The federal No Surprises Act applies to individuals insured under individual and group health insurance plans, student health insurance plans, employer self-funded plans, non-federal governmental plans (state, county, and city plans) church plans, the Federal Employees Health Benefit plans, and to the uninsured.
The No Surprises Act DOES NOT apply to individuals covered under Short Term Limited Duration plans, critical illness policies, or other limited benefit plans or to Medicare, AHCCCS, Indian Health Services, Veterans Affairs Health Care, or TRICARE.
If you have an emergency medical condition and get emergency services from an
out-of-network provider, facility (such as a hospital or freestanding emergency room), or air ambulance company, the most the out-of-network provider, facility or air ambulance company may bill you is your plan’s in-network cost-sharing amount (such as deductibles, copayments and coinsurance). You can’t be balance-billed for these emergency services. This includes services you may get after you’re in stable condition, unless you give written consent and give up your protections not to be balanced billed for these post-stabilization services.
Any amounts you pay for emergency out-of-network services count toward your in-network deductible and out-of-pocket limit.
Certain services at an in-network hospital or ambulatory surgical center
When you get non-emergency services from an in-network hospital or ambulatory surgical center, certain providers at that facility may be out-of-network. In these cases, the most these providers may bill you is your share of the cost (like the deductibles, copayments, and coinsurance) that you would pay if the provider was in-network. This applies to emergency medicine, anesthesia, pathology, radiology, laboratory, neonatology, surgeons and assistant surgeons, hospitalists, and intensivist services. These providers can’t balance bill you and cannot ask you to give up your protections not to be balance billed. Any amounts you pay for non-emergency out-of-network services from these providers count toward your deductible and out-of-pocket limit.
If you get other services from other kinds of out-of-network providers at these in-network facilities, the out-of-network providers can’t balance bill you, unless you give prior written consent and give up your protections.
You’re never required to give up your protections from balance billing. You also aren’t required to get care out-of-network. You can choose a provider or facility in your plan’s network.
Under the NSA, your insurance company is required to make a payment to the provider, facility or air ambulance company within 30 days of receiving the provider’s claim. If the provider disagrees with the amount paid by the insurer, they can try to negotiate a higher payment amount directly with the insurer. If they can’t come to an agreement, an independent dispute resolution (IDR) process is available for providers and insurance companies to settle the payment dispute without putting you in the middle.
Uninsured and Self-Pay Patients
Patients without insurance or who do not want to submit a claim to their insurance company — often called “self-pay” — are also provided some NSA protections. Self-pay patients are entitled to receive a good faith estimate for the cost of services and procedures, including items or services that may be provided by other providers and facilities.
A good faith estimate for uninsured patients must also include information related to the patient/provider dispute resolution process that is used to determine the appropriate payment amount. When the difference between the good faith estimate provided and the bill an individual receives within 120 days of receipt of the item or service is at least $400, consumers will be eligible to use the Independent Dispute Resolution process. A dispute can be started online, by mail or fax. To start a dispute online, click the link for the Patient Provider Dispute Resolution Process (PPDR).

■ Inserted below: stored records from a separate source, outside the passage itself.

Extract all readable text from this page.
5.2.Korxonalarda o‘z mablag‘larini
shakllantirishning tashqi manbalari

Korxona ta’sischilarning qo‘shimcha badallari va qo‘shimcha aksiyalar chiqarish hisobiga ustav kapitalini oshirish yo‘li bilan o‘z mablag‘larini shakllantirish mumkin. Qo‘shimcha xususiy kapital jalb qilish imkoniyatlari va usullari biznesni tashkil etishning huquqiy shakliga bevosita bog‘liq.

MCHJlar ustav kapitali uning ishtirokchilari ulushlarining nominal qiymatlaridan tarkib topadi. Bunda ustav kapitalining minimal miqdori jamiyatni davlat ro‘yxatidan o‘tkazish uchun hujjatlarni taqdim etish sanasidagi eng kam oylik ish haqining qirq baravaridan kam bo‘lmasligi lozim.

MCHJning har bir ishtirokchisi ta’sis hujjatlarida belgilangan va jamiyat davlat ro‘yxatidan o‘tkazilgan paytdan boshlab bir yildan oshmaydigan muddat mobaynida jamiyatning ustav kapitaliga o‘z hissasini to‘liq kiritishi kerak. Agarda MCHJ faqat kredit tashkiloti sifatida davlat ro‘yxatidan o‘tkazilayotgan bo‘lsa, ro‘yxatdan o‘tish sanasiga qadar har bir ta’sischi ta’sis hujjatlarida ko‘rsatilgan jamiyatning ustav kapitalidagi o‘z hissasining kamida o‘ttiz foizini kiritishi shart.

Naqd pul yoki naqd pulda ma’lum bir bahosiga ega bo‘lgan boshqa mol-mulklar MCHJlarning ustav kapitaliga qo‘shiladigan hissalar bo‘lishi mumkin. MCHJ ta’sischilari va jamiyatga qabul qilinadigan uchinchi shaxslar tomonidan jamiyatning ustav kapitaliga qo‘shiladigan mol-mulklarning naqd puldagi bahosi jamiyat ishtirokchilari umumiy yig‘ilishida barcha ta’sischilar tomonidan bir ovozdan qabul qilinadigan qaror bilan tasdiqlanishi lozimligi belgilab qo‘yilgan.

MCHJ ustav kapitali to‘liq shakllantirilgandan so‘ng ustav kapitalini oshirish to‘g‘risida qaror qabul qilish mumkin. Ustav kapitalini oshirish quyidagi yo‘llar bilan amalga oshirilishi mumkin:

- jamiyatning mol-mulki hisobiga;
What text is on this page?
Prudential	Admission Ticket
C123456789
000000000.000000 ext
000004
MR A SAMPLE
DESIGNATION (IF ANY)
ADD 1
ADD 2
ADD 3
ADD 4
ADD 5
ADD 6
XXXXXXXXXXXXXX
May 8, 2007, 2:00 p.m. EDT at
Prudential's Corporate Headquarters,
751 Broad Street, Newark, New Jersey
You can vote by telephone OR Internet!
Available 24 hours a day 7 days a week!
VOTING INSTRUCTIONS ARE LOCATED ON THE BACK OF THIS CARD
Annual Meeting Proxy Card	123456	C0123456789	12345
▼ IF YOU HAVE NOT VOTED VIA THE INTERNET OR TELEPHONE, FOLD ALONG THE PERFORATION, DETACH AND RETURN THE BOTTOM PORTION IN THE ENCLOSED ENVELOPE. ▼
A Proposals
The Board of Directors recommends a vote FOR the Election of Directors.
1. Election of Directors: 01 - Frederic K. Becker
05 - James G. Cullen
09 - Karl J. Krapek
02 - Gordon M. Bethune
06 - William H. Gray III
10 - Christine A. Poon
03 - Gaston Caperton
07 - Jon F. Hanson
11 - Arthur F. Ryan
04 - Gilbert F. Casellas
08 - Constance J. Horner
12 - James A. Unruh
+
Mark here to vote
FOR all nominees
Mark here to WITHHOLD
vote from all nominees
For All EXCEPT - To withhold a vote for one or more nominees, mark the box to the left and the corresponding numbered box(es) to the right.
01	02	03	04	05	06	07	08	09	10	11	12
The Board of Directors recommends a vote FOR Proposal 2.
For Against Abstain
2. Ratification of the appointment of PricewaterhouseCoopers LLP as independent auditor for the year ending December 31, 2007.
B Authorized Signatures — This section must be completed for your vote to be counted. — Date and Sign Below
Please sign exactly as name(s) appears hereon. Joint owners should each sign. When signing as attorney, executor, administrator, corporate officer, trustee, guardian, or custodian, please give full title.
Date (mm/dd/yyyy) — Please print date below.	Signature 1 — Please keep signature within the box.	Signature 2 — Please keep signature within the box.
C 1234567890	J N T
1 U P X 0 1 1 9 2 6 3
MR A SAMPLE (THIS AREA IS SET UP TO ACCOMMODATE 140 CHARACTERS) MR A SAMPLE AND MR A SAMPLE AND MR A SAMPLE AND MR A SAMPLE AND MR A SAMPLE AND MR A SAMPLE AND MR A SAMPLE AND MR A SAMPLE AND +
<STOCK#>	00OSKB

What to do if you believe you have been wrongly billed
You can review the website on the No Surprises Act. You can file a complaint with the federal government via the Consumer Web Form. Helpful tips on how to complete the complaint form can be found HERE. You can also call The No Surprises Help Desk at 1-800-985-3059 *8am - 8pm EST, 7 days a week.

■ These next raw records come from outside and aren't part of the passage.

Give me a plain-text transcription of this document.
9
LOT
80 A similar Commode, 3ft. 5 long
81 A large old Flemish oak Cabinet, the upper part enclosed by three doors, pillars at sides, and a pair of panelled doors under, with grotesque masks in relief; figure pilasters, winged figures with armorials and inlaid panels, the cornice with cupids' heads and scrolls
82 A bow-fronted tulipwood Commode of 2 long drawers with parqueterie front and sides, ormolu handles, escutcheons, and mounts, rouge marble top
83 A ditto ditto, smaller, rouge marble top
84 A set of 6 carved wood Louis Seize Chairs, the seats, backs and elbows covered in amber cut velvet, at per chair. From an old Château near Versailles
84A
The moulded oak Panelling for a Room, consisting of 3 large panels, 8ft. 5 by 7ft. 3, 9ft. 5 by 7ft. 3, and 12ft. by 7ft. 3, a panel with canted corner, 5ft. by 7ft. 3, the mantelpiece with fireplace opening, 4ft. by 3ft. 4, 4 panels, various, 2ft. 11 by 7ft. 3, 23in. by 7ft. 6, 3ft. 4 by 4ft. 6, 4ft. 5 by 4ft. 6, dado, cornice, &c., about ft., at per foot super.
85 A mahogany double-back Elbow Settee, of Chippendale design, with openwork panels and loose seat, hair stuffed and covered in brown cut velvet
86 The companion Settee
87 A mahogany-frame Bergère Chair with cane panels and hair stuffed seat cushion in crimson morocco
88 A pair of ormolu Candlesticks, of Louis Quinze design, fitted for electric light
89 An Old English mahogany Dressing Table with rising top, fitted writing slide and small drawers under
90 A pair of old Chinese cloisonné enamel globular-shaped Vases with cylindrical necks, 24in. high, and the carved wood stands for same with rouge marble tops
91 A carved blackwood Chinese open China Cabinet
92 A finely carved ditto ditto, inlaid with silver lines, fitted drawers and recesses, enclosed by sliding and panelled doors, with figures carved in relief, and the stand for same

Provider Requirements and Resources:
CMS has published information to inform and assist providers, facilities and air ambulance providers in understanding some of their new obligations under the NSA, including the prohibition against balance billing in certain circumstances, the requirements for disclosure of balance billing protections and transparency around health care costs, and the submission of updated provider directory information to health plans. For more information visit: https://www.cms.gov/nosurprises/Policies-and-Resources/Provider-requirements-and-resources
Providers can submit a complaint via the Provider Web Form.